日本での展開は、グローバル戦略からみれば決して優先事項ではなく、それが出荷時期の遅れにつながっているといえよう。
「一度、ローカライズすれば、最初のバージョンのように日本市場への投入が半年以上遅れるということはないだろう。次期バージョンからは、米国での出荷から短期間で出荷することができるはずだ」(岡取締役副社長執行役員)とする。
現在、HP TouchPadに搭載されているのはwebOS 2.0。すでにタブレット向けにwebOS 3.0の開発表明が行われており、この時点で北米や中国との投入時期の差は一気に縮まっている可能性も高い。

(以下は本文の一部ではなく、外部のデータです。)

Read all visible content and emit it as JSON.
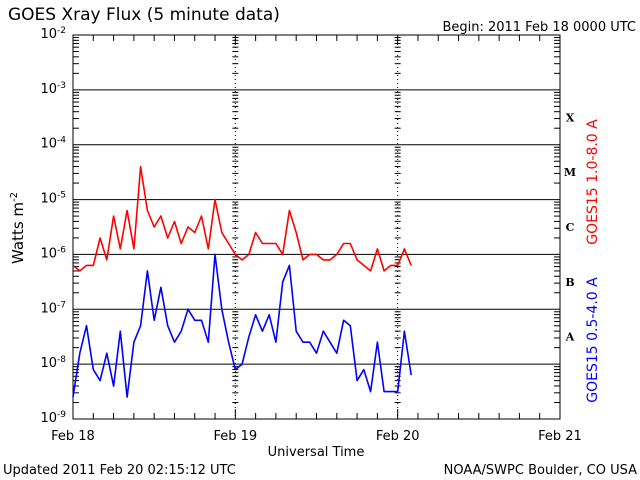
{
  "chart_data": {
    "type": "line",
    "title": "GOES Xray Flux (5 minute data)",
    "begin_label": "Begin:  2011 Feb 18 0000 UTC",
    "xlabel": "Universal Time",
    "ylabel": "Watts m",
    "ylabel_sup": "-2",
    "yscale": "log",
    "ylim_log10": [
      -9,
      -2
    ],
    "y_ticks": [
      {
        "base": "10",
        "exp": "-2"
      },
      {
        "base": "10",
        "exp": "-3"
      },
      {
        "base": "10",
        "exp": "-4"
      },
      {
        "base": "10",
        "exp": "-5"
      },
      {
        "base": "10",
        "exp": "-6"
      },
      {
        "base": "10",
        "exp": "-7"
      },
      {
        "base": "10",
        "exp": "-8"
      },
      {
        "base": "10",
        "exp": "-9"
      }
    ],
    "x_ticks": [
      "Feb 18",
      "Feb 19",
      "Feb 20",
      "Feb 21"
    ],
    "x_range_hours": [
      0,
      72
    ],
    "x_step_hours": 1,
    "flare_classes": [
      "X",
      "M",
      "C",
      "B",
      "A"
    ],
    "grid": true,
    "series": [
      {
        "name": "GOES15 1.0-8.0 A",
        "color": "#ff0000",
        "log10_values": [
          -6.2,
          -6.3,
          -6.2,
          -6.2,
          -5.7,
          -6.1,
          -5.3,
          -5.9,
          -5.2,
          -5.9,
          -4.4,
          -5.2,
          -5.5,
          -5.3,
          -5.7,
          -5.4,
          -5.8,
          -5.5,
          -5.6,
          -5.3,
          -5.9,
          -5.0,
          -5.6,
          -5.8,
          -6.0,
          -6.1,
          -6.0,
          -5.6,
          -5.8,
          -5.8,
          -5.8,
          -6.0,
          -5.2,
          -5.6,
          -6.1,
          -6.0,
          -6.0,
          -6.1,
          -6.1,
          -6.0,
          -5.8,
          -5.8,
          -6.1,
          -6.2,
          -6.3,
          -5.9,
          -6.3,
          -6.2,
          -6.2,
          -5.9,
          -6.2
        ]
      },
      {
        "name": "GOES15 0.5-4.0 A",
        "color": "#0000ff",
        "log10_values": [
          -8.6,
          -7.8,
          -7.3,
          -8.1,
          -8.3,
          -7.8,
          -8.4,
          -7.4,
          -8.6,
          -7.6,
          -7.3,
          -6.3,
          -7.2,
          -6.6,
          -7.3,
          -7.6,
          -7.4,
          -7.0,
          -7.2,
          -7.2,
          -7.6,
          -6.0,
          -7.0,
          -7.6,
          -8.1,
          -8.0,
          -7.5,
          -7.1,
          -7.4,
          -7.1,
          -7.6,
          -6.5,
          -6.2,
          -7.4,
          -7.6,
          -7.6,
          -7.8,
          -7.4,
          -7.6,
          -7.8,
          -7.2,
          -7.3,
          -8.3,
          -8.1,
          -8.5,
          -7.6,
          -8.5,
          -8.5,
          -8.5,
          -7.4,
          -8.2
        ]
      }
    ]
  },
  "footer": {
    "updated": "Updated 2011 Feb 20 02:15:12 UTC",
    "credit": "NOAA/SWPC Boulder, CO USA"
  }
}
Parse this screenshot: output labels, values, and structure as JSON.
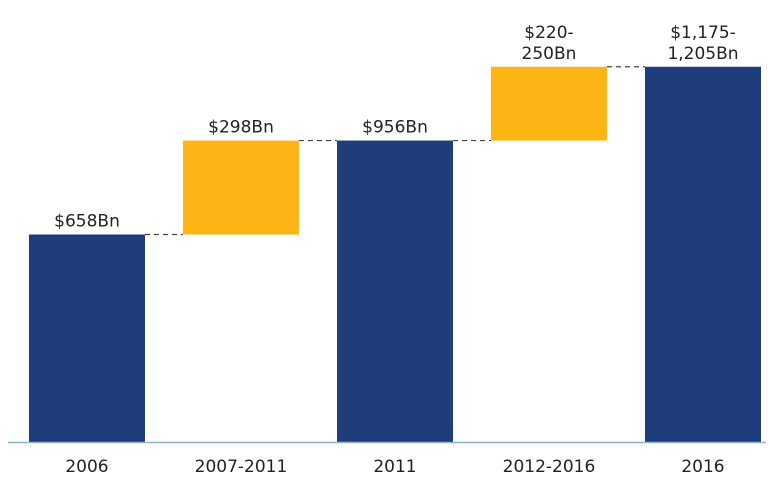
{
  "chart_data": {
    "type": "bar",
    "subtype": "waterfall",
    "title": "",
    "xlabel": "",
    "ylabel": "",
    "ylim": [
      0,
      1370
    ],
    "grid": false,
    "legend": "none",
    "categories": [
      "2006",
      "2007-2011",
      "2011",
      "2012-2016",
      "2016"
    ],
    "bars": [
      {
        "category": "2006",
        "kind": "total",
        "start": 0,
        "end": 658,
        "label": [
          "$658Bn"
        ]
      },
      {
        "category": "2007-2011",
        "kind": "increase",
        "start": 658,
        "end": 956,
        "label": [
          "$298Bn"
        ]
      },
      {
        "category": "2011",
        "kind": "total",
        "start": 0,
        "end": 956,
        "label": [
          "$956Bn"
        ]
      },
      {
        "category": "2012-2016",
        "kind": "increase",
        "start": 956,
        "end": 1190,
        "label": [
          "$220-",
          "250Bn"
        ]
      },
      {
        "category": "2016",
        "kind": "total",
        "start": 0,
        "end": 1190,
        "label": [
          "$1,175-",
          "1,205Bn"
        ]
      }
    ],
    "colors": {
      "total": "#1f3d7a",
      "increase": "#fdb515",
      "connector": "#444444",
      "axis": "#8fb3c9"
    }
  }
}
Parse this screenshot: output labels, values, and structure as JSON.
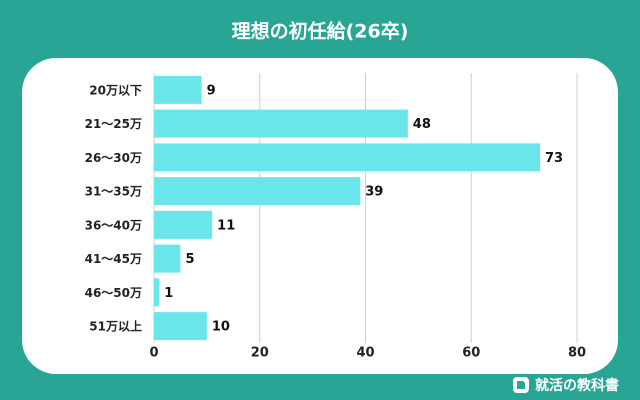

もうひとつの課題は、マーケットプレイスの確立である。
webOSのビジネスモデルは、コンテンツによって収益を得る仕組みとなっている。これは、AppleのiPadとAppStoreによる仕組みと一緒だ。
当然のことながら、日本においてもMelodeoと同等の音楽配信、映像配信、アプリケーション配信の仕組みを構築しなくてはならない。もちろん、現時点では日本法人のなかに、こうした取り組みを行う部門は存在しない。この仕組みが日本で構築されない限り、日本におけるwebOSビジネスはスタートできない。
こうした点をみても、webOSの立ち上げに向けた取り組みがこれからであり、日本でのHP TouchPad事業の開始が来年以降であることが理解できる。
アジア太平洋地域のなかでも日本での展開が遅れるということは、グローバル展開のなかでとらえても遅い部類に入る可能性が高い。欧州市場向けには、まずは英語版によって展開する考えであることから、日本よりも準備は早く進むだろう。
webOSにおける日本のユーザーへのメリット享受は、残念ながら一番最後ということになりかねない。